The canonical example is examples/simple_game/. See docs/ENGINE.md for the full engine API and native/README.md for native-specific details.

Installed Layout

A pip install splitframe produces three Python packages:

PackageContents
splitframeEngine core, scenes, entities, content pipeline, and renderer integration
splitframe_apiPublic API module
splitframe_native_rendererPure-Python facade for the native renderer

Packaged data lands under splitframe/resources/ (currently themes/*.json). The native extension module (_splitframe_native_renderer) is built separately via CMake and is not included in the Python package; it must be on sys.path or in the working directory at runtime.

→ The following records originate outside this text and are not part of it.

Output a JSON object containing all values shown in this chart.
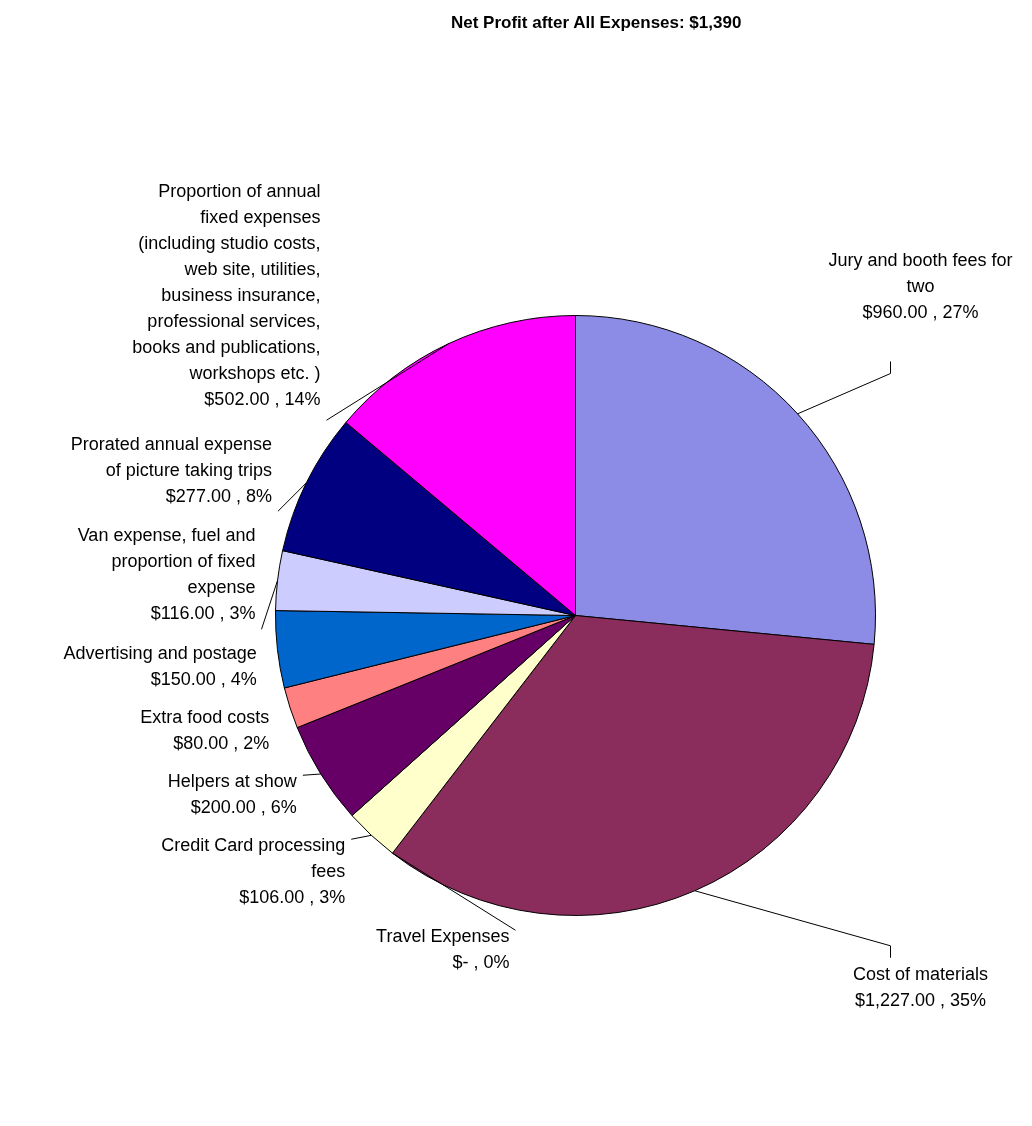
{
  "chart_data": {
    "type": "pie",
    "title": "Net Profit after All Expenses: $1,390",
    "categories": [
      "Jury and booth fees for two",
      "Cost of materials",
      "Travel Expenses",
      "Credit Card processing fees",
      "Helpers at show",
      "Extra food costs",
      "Advertising and postage",
      "Van expense, fuel and proportion of fixed expense",
      "Prorated annual expense of picture taking trips",
      "Proportion of annual fixed expenses (including studio costs, web site, utilities, business insurance, professional services, books and publications, workshops etc. )"
    ],
    "values": [
      960,
      1227,
      0,
      106,
      200,
      80,
      150,
      116,
      277,
      502
    ],
    "value_labels": [
      "$960.00 , 27%",
      "$1,227.00 , 35%",
      "$- , 0%",
      "$106.00 , 3%",
      "$200.00 , 6%",
      "$80.00 , 2%",
      "$150.00 , 4%",
      "$116.00 , 3%",
      "$277.00 , 8%",
      "$502.00 , 14%"
    ],
    "colors": [
      "#8c8ce6",
      "#8a2d5c",
      "#ccffff",
      "#ffffcc",
      "#660066",
      "#ff8080",
      "#0066cc",
      "#ccccff",
      "#000080",
      "#ff00ff"
    ]
  }
}
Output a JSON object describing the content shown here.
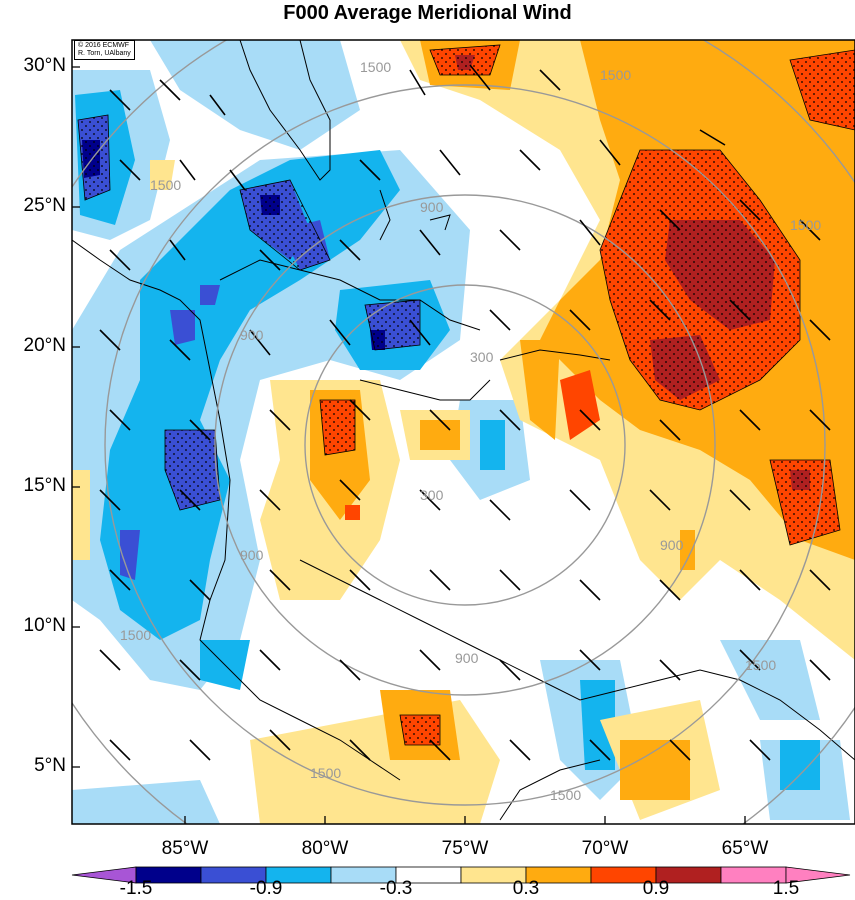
{
  "title": "F000 Average Meridional Wind",
  "credit": {
    "line1": "© 2016 ECMWF",
    "line2": "R. Torn, UAlbany"
  },
  "lat_labels": [
    "30°N",
    "25°N",
    "20°N",
    "15°N",
    "10°N",
    "5°N"
  ],
  "lon_labels": [
    "85°W",
    "80°W",
    "75°W",
    "70°W",
    "65°W"
  ],
  "colorbar": {
    "tick_labels": [
      "-1.5",
      "-0.9",
      "-0.3",
      "0.3",
      "0.9",
      "1.5"
    ],
    "colors": [
      "#a855d6",
      "#00008b",
      "#3a4fd4",
      "#14b4ee",
      "#a8dcf7",
      "#ffffff",
      "#ffe58f",
      "#ffab10",
      "#ff4500",
      "#b02020",
      "#ff80c0"
    ]
  },
  "contours": {
    "color": "#999999",
    "labels": [
      "300",
      "900",
      "1500"
    ]
  },
  "map": {
    "extent": {
      "lon": [
        -90,
        -62
      ],
      "lat": [
        3,
        31
      ]
    }
  }
}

splitframe.__version__ reflects the version from pyproject.toml.

Compatibility

Splitframe follows these compatibility rules during 0.x:

  • The symbols in splitframe.public are the supported public surface for new engine code.
  • The root splitframe package exposes package metadata only; it is not a compatibility barrel for public symbols.
  • Symbols accessible only through their owning modules remain internal unless documented in splitframe.public.
  • The cooked content manifest format (splitframe.content.cooked.asset.v1) is stable within a minor version. Re-cooking is expected across minor version upgrades.
  • The native extension’s Python binding surface (splitframe_native_renderer) labels env/profile ingress and advanced mutation surface explicitly. Only RequestedFeatureTier and resolve_runtime_config() are supported for direct use; per-feature mutation is advanced/test-only.

Troubleshooting

Missing Vulkan headers — Install your platform’s Vulkan SDK. On Ubuntu: sudo apt install libvulkan-dev vulkan-tools.

Missing GLFW — Install libglfw3-dev or build with -DSPLITFRAME_NATIVE_USE_GLFW=OFF (default).

pygfx/wgpu import errors — The old pygfx window renderer has been retired. Core engine functionality, tests, and supported examples use the native renderer path. Supported runtime work should use the native Vulkan renderer and the splitframe.rendering.native_runtime_* Python surfaces.